4. In die Analyse gehen!
Das ist der schwerste Part, ohne den ihr schöner Scheitern aber nicht lernen könntt. Wenn der erste große Schmerz überwunden ist, geht in den Analyse-Modus. Woran lag es? Was ist da eigentlich passiert? Kommt euch diese Situation aus vergangenem Scheitern vielleicht schon sehr vertraut vor? Analyse bedeutet in diesem Fall weder Selbstzerfleischung noch sture Selbstverteidigung, sondern das objektive Betrachten deines Scheiterns.

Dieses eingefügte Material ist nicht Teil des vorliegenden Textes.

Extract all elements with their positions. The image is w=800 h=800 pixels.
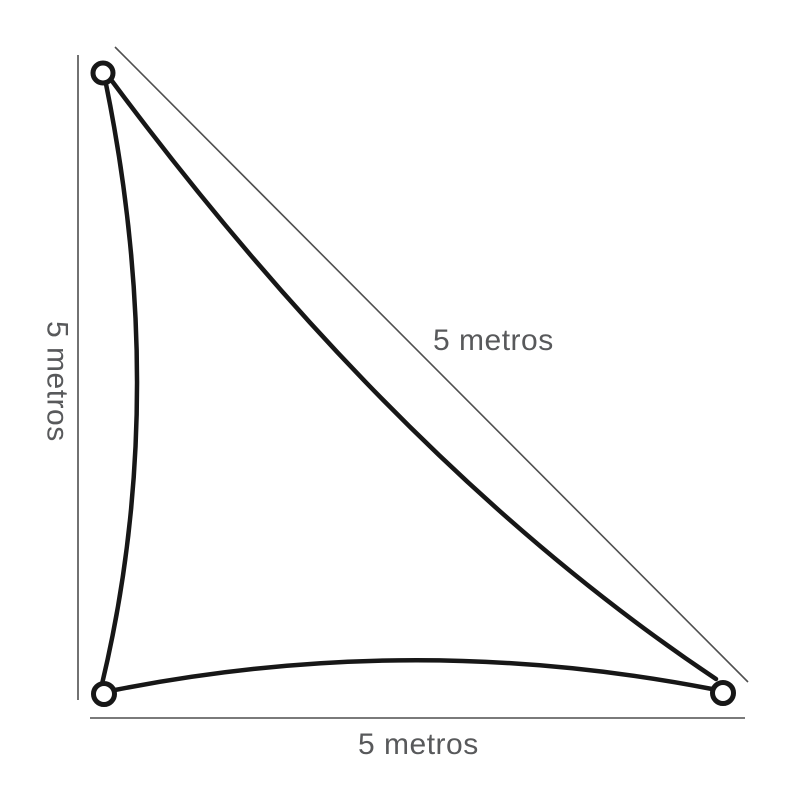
diagonal-dimension-line (114, 46, 749, 683)
corner-ring-bottom-left-icon (91, 681, 117, 707)
corner-ring-top-icon (90, 60, 116, 86)
sail-outline (99, 78, 719, 693)
sail-bottom-edge (112, 658, 715, 693)
left-side-dimension-label: 5 metros (40, 321, 74, 442)
sail-hypotenuse-edge (109, 78, 719, 682)
bottom-side-dimension-label: 5 metros (358, 728, 479, 761)
corner-rings (90, 60, 736, 707)
dimension-lines (77, 46, 749, 719)
sail-left-edge (99, 81, 140, 687)
diagonal-side-dimension-label: 5 metros (433, 324, 554, 357)
corner-ring-bottom-right-icon (710, 680, 736, 706)
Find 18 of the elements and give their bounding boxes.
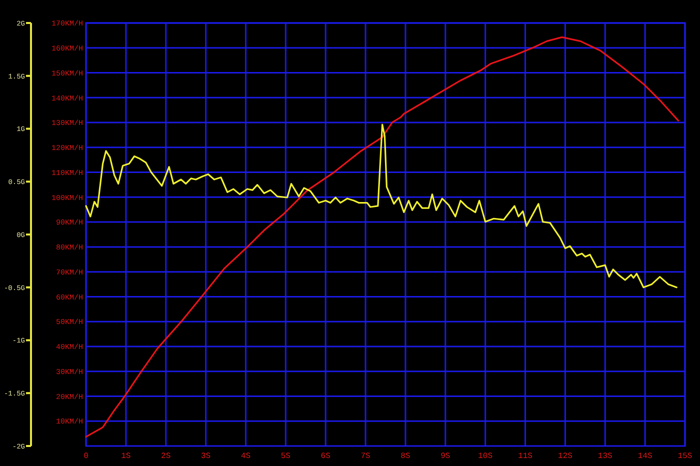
x-tick-label: 7S: [360, 452, 371, 461]
x-tick-label: 5S: [280, 452, 291, 461]
line-series: [85, 36, 680, 438]
x-tick-label: 8S: [400, 452, 410, 461]
x-tick-label: 1S: [121, 452, 131, 461]
x-tick-label: 13S: [598, 452, 613, 461]
x-tick-label: 10S: [478, 452, 493, 461]
x-tick-label: 6S: [320, 452, 331, 461]
x-tick-label: 0: [84, 452, 89, 461]
x-tick-label: 9S: [440, 452, 450, 461]
x-tick-label: 3S: [200, 452, 211, 461]
x-tick-label: 11S: [518, 452, 533, 461]
x-tick-label: 12S: [558, 452, 573, 461]
x-tick-label: 2S: [161, 452, 171, 461]
x-tick-label: 4S: [240, 452, 251, 461]
x-tick-label: 15S: [678, 452, 692, 461]
x-tick-label: 14S: [638, 452, 652, 461]
line-series: [85, 124, 678, 288]
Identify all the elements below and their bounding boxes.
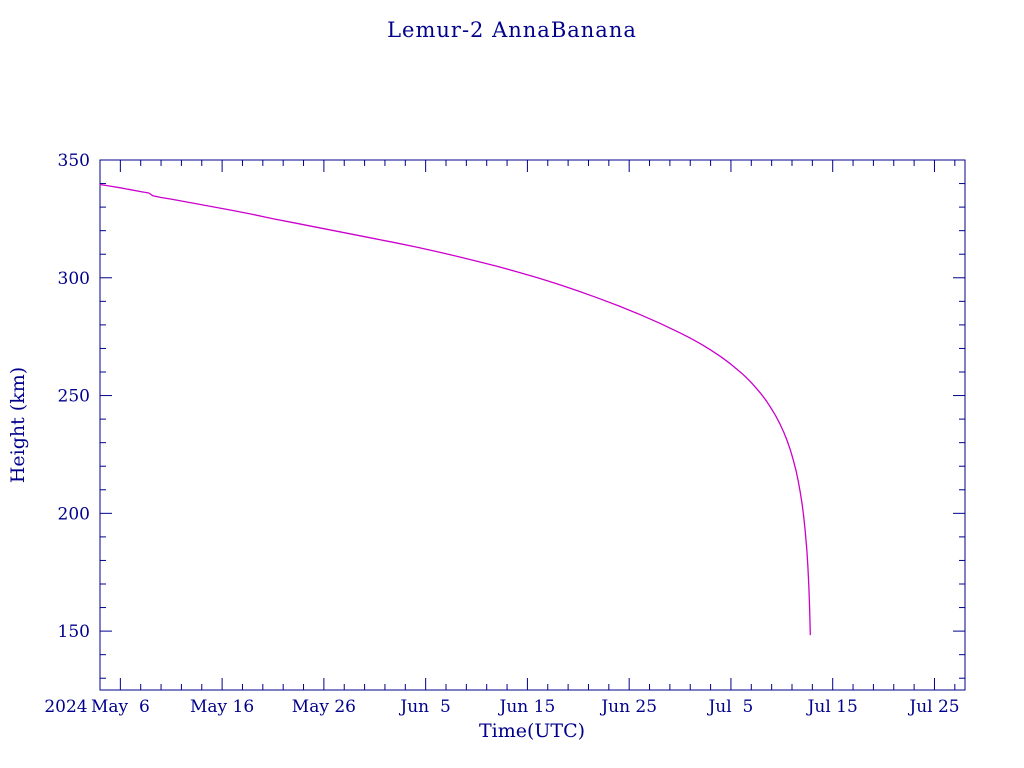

Bei allen Ereignissen, in die man emotional verwickelt ist, braucht das sehr viel Übung: "Im besten Fall schaut man auf sich, wie eine wohlwollende Freundin und betrachtet die Situation aus dieser Perspektive", rät Lena Schiestel. Damit könne man die Situation realistisch einschätzen lernen und sich die richtigen Fragen stellen: Wie groß war meine Chance wirklich, den Job zu bekommen? Hat die Frau des Lebens vielleicht doch einfach einen Dachschaden und mal wieder Ähnlichkeit mit meiner Mutter? Warum wollte ich das überhaupt?
5. Scheitern als Teil des Lebens akzeptieren!
Klingt banal? Ist es aber nicht. Auch wenn ihr Meisterinnen oder Meister der Vorbereitung, Selbsteinschätzung und überhaupt die idealen Menschen werdet: Ihr werdet wieder scheitern. Psychologin Lena Schiestel ist da ganz deutlich: "Klar kann man scheitern verhindern, das hieße aber auch, alle Träume zu begraben und nichts mehr zu wollen." Auch ein erfülltes Leben läuft nicht glatt und Biografien sind nun mal gesäumt von Tiefschlägen. Die können zu kleinen, ruckeligen Schlaglöchern werden, wenn ihr den Anspruch verliert, dass Dinge funktionieren müssen, nur weil ihr euch das wünscht. Das heißt nicht, dass ihr Pessimist*innen werden und nichts mehr wollen sollt, sondern eine realistischere Sicht auf euch selbst und die Welt bekommt. Das bedeutet zwar weniger Höhenflüge, aber eben auch "schöneres" Scheitern.